Viral Envelope Proteins--
Enveloped viruses enter the cytoplasm
of host cells upon fusion of viral and cellular membranes mediated by
fusogenic viral envelope proteins. These proteins exist as oligomeric
complexes (41), and both their fusogenicity and oligomerization appear to depend on their TMSs. For example, the influenza hemagglutinin TMS
is required for full membrane fusion (42) and stabilizes the trimeric
complex (43). Also, mutations of conserved leucine residues within the
TMS of the hemagglutinin-neuraminidase of Newcastle disease virus
affected tetramerization and fusion promotion (44). Extending these
findings, our data suggest a role of the TMS in oligomerization of
hemagglutinin-neuraminidase from canine distemper virus and of the
Friend leukemia virus envelope protein. Apart from homooligomerization,
a heterophilic and functionally important interaction has been reported
between the EpoR and the gp55 protein of Friend spleen focus-forming
virus, which is derived from its envelope protein (45). At the surface
of infected erythroid cells, the EpoR and gp55 form a noncovalent
complex, which results in erythropoietin-independent cell
differentiation (46). Complex formation is therefore thought to cause
persistent EpoR activation (47). Notably, both the gp55 TMS and the
EpoR TMS have been shown to be crucial for this heterophilic
interaction (48, 49). Since both TMS sequences have been identified by
our data base search and shown to self-interact, we propose that
formation of the heteromeric complex proceeds from preformed gp55 and
EpoR homomers.
E5 Protein--
The papillomavirus E5-protein is a transforming
membrane protein that exists as a disulfide-bonded dimer (50). Its
transforming activity presumably rests on interaction with, and
ligand-independent activation of, the receptors for epidermal growth
factor, colony-stimulating factor (51), or platelet-derived growth
factor (52). In the case of the platelet-derived growth factor
receptor, binding to the E5 protein has been directly demonstrated to
involve the TMSs plus extracellular flanking regions of both receptor
and E5 protein (53). Although the E5 protein extracellular region and
the glutamine residue within the TMS are important for activity (54),
we speculate that the leucine-rich surface of its TMS aids in homodimer
formation and/or binding to the various growth factor receptor TMSs.

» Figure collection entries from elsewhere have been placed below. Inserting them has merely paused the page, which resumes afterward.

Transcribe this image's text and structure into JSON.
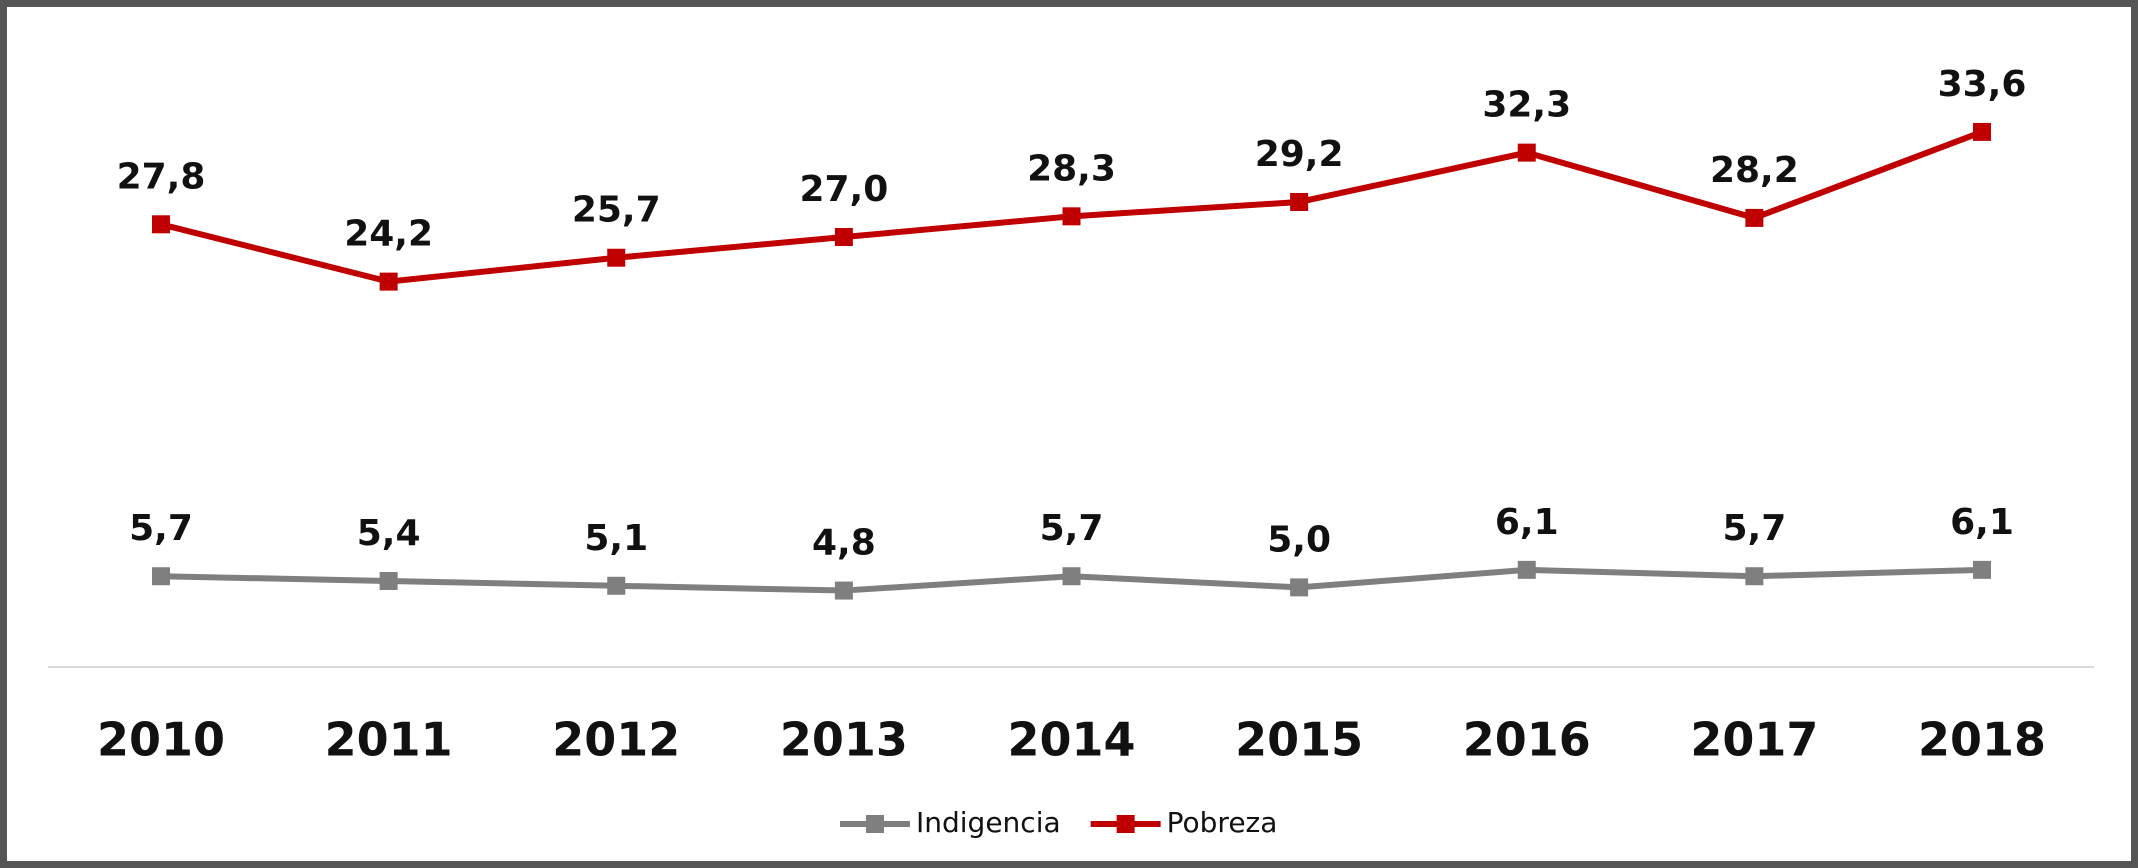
{
  "chart_data": {
    "type": "line",
    "categories": [
      "2010",
      "2011",
      "2012",
      "2013",
      "2014",
      "2015",
      "2016",
      "2017",
      "2018"
    ],
    "series": [
      {
        "name": "Indigencia",
        "color": "#7f7f7f",
        "values": [
          5.7,
          5.4,
          5.1,
          4.8,
          5.7,
          5.0,
          6.1,
          5.7,
          6.1
        ],
        "value_labels": [
          "5,7",
          "5,4",
          "5,1",
          "4,8",
          "5,7",
          "5,0",
          "6,1",
          "5,7",
          "6,1"
        ]
      },
      {
        "name": "Pobreza",
        "color": "#c00000",
        "values": [
          27.8,
          24.2,
          25.7,
          27.0,
          28.3,
          29.2,
          32.3,
          28.2,
          33.6
        ],
        "value_labels": [
          "27,8",
          "24,2",
          "25,7",
          "27,0",
          "28,3",
          "29,2",
          "32,3",
          "28,2",
          "33,6"
        ]
      }
    ],
    "ylim": [
      0,
      40
    ],
    "legend": "bottom"
  }
}
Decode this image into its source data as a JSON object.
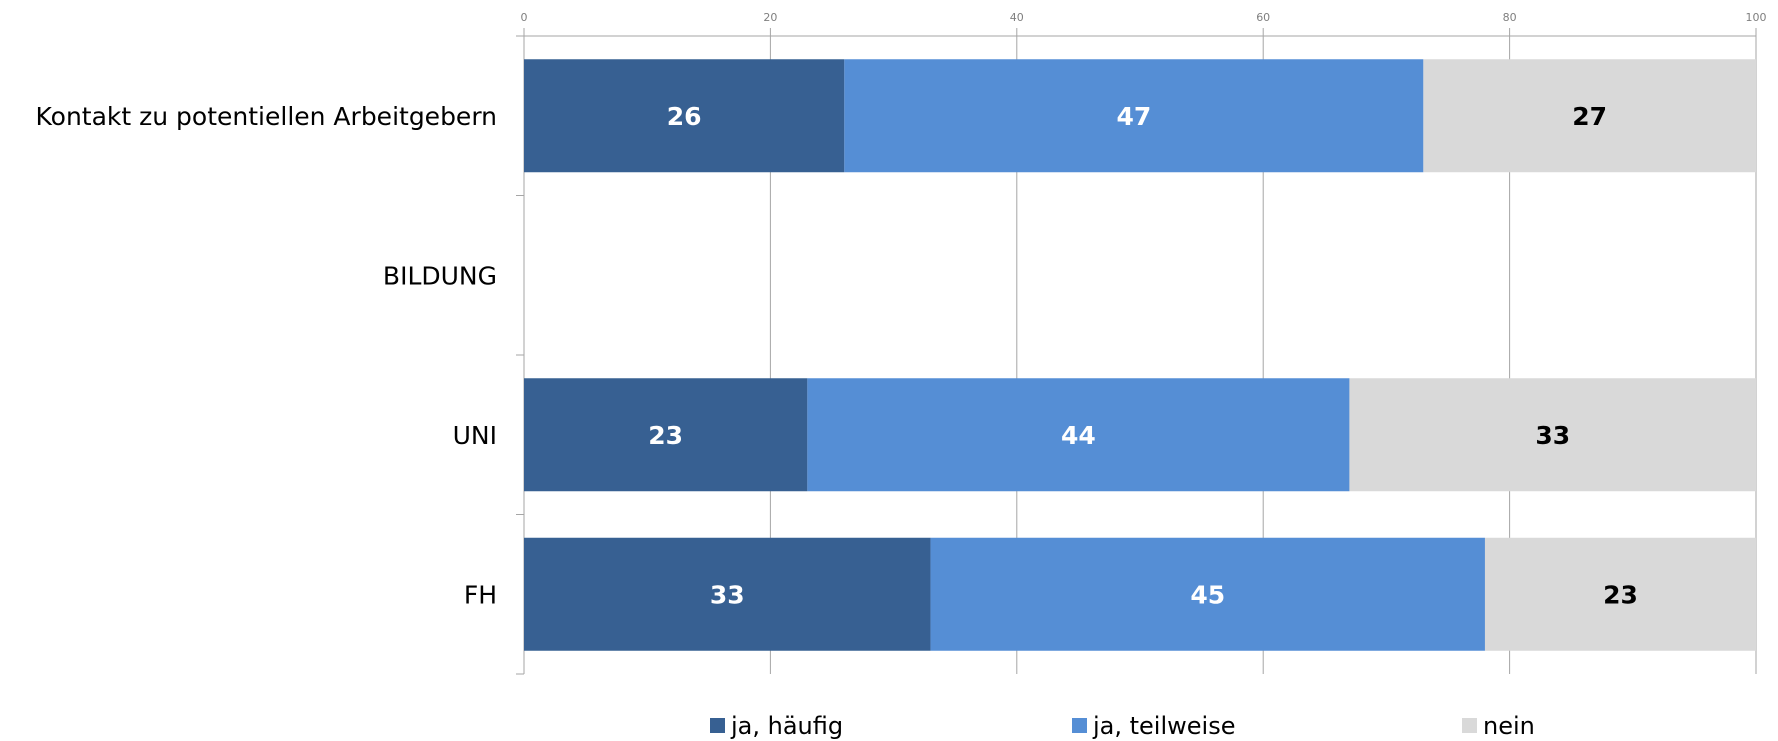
{
  "chart_data": {
    "type": "bar",
    "orientation": "horizontal",
    "stacked": true,
    "categories": [
      "Kontakt zu potentiellen Arbeitgebern",
      "BILDUNG",
      "UNI",
      "FH"
    ],
    "series": [
      {
        "name": "ja, häufig",
        "values": [
          26,
          null,
          23,
          33
        ],
        "color": "#376092",
        "label_color": "#ffffff"
      },
      {
        "name": "ja, teilweise",
        "values": [
          47,
          null,
          44,
          45
        ],
        "color": "#558ED5",
        "label_color": "#ffffff"
      },
      {
        "name": "nein",
        "values": [
          27,
          null,
          33,
          23
        ],
        "color": "#D9D9D9",
        "label_color": "#000000"
      }
    ],
    "xlim": [
      0,
      100
    ],
    "xticks": [
      0,
      20,
      40,
      60,
      80,
      100
    ],
    "tick_labels": [
      "0",
      "20",
      "40",
      "60",
      "80",
      "100"
    ],
    "axis_position": "top",
    "grid": true,
    "legend_position": "bottom"
  }
}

Asialoglycoprotein Receptor--
The hepatic asialoglycoprotein
receptors remove abnormally glycosylated proteins from blood
circulation (55). The chick homolog exists as a homotrimer whose
formation and stability depends on the TMS and flanking sequences (56,
57). This is consistent with self-interaction of its TMS shown here.
These examples demonstrate that assembly of several different natural
membrane proteins depends on their TMSs as predicted by the presence of
leucine-rich heptad repeats. Future studies will show whether these TMS
interactions are based on the leucine zipper type of packing as
inferred for our self-assembling model TMSs L16 and AZ2. TMS
interactions may be modulated by the lipid composition of the
respective host membrane. Further, they may not be the exclusive cause
of subunit-subunit recognition but may be complemented by interactions
between extramembraneous domains in particular cases.